Arguant la nécessité de respecter les dispositions de l’Organisation Mondiale du Commerce (OMC), l’UE négocie depuis 2000 avec les différents blocs sous régionaux (CEMAC, CEDEAO, SADC) en vue de parvenir à un APE qui consacrera une liberté d’accès réciproque aux marchés. Cette réciprocité se traduira pour l’accord avec la CEDEAO, par une ouverture à 75% du marché Ouest africain pour les produits de l’UE dans les 20 prochaines années contre 100% pour les exportations de la CEDEAO. La signature de ces APE devrait intervenir d’ici octobre sous peine, pour certains pays de la communauté, de se voir abolir les traitements préférentiels dont ils bénéficiaients dans l'accès au marché européen.

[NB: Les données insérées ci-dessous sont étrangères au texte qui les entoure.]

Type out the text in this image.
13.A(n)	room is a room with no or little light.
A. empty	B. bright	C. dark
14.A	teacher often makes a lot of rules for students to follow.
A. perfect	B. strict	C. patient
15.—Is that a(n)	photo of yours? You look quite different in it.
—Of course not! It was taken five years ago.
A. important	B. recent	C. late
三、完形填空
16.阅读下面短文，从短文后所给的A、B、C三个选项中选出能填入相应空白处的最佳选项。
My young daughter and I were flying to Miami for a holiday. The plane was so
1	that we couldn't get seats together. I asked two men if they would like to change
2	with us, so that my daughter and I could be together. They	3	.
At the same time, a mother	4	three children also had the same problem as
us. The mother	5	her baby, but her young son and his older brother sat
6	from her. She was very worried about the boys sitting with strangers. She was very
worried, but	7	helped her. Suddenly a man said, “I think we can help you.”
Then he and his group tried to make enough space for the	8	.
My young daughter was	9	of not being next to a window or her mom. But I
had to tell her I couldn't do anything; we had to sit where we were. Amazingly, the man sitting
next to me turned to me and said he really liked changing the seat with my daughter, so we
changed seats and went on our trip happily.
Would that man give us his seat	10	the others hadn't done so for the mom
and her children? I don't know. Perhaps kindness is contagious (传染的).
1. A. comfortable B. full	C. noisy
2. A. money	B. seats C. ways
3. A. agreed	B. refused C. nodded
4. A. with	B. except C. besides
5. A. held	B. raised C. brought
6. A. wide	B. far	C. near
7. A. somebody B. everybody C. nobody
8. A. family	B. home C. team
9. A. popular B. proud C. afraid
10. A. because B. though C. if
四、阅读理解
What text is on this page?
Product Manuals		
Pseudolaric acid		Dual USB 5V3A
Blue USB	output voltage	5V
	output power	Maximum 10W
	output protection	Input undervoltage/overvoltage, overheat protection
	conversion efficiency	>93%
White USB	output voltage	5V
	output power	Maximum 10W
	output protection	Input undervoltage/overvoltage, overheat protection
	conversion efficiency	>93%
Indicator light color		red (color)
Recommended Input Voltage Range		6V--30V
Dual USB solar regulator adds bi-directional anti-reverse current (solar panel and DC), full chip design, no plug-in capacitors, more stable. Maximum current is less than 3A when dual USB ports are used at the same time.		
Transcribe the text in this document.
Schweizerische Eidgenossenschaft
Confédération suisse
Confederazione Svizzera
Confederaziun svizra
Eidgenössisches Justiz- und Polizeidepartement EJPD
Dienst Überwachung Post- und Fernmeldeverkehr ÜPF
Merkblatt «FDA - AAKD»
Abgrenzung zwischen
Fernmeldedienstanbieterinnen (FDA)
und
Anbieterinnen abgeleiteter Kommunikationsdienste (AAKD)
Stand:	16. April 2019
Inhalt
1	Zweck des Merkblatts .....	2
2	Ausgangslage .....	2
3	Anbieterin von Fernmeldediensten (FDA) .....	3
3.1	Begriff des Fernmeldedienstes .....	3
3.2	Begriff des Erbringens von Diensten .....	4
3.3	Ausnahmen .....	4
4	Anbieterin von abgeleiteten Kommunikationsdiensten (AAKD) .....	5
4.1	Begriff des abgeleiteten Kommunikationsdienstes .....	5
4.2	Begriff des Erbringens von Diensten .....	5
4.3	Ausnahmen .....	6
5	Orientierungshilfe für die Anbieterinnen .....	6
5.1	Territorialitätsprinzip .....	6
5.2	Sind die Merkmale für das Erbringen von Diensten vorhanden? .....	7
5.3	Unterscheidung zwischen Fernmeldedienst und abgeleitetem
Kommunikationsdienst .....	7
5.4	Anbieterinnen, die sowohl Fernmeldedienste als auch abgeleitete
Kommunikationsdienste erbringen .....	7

Les Etats africains n'ont pas réussi à faire converger réellement leurs intérêts pour négocier un accord qui leur soit tous favorable. La CEDEOA a accepté un compromis sur un texte conçu dans le sens des européens dont elle n’a pu obtenir que quelques amendements. C'est parce que la non conclusion d’un APE menace l’intégration régionale, la Cote d’Ivoire et le Ghana ayant déjà signé des APE dits intermédiaires et leur ratification sans l’engagement des autres pays de la sous-région détruirait le marché commun ouest africain. De même, au sein de la CEMAC, le Cameroun a déjà signé un ACP intermédiaire. Ces pays signataires ont en commun le fait qu’un pan essentiel de leur économie hors hydrocarbures comme le cacao et la banane repose sur l'exportation vers l’UE. Ils n’avaient le choix de faire autrement qu'en prenant le risque de repenser complètement leurs modèles économiques.
Des réticences et non les moindres
Une grande partie de la société civile africaine, d’éminents spécialistes et même la Commission Economique des Nations Unies pour l’Afrique (CEA) dénoncent cependant un accord jugé désavantageux pour les africains, déstabilisant les recettes des Etats et compromettant sérieusement l’industrialisation, l’émergence d’un grand marché intrafricain et le développement agricole.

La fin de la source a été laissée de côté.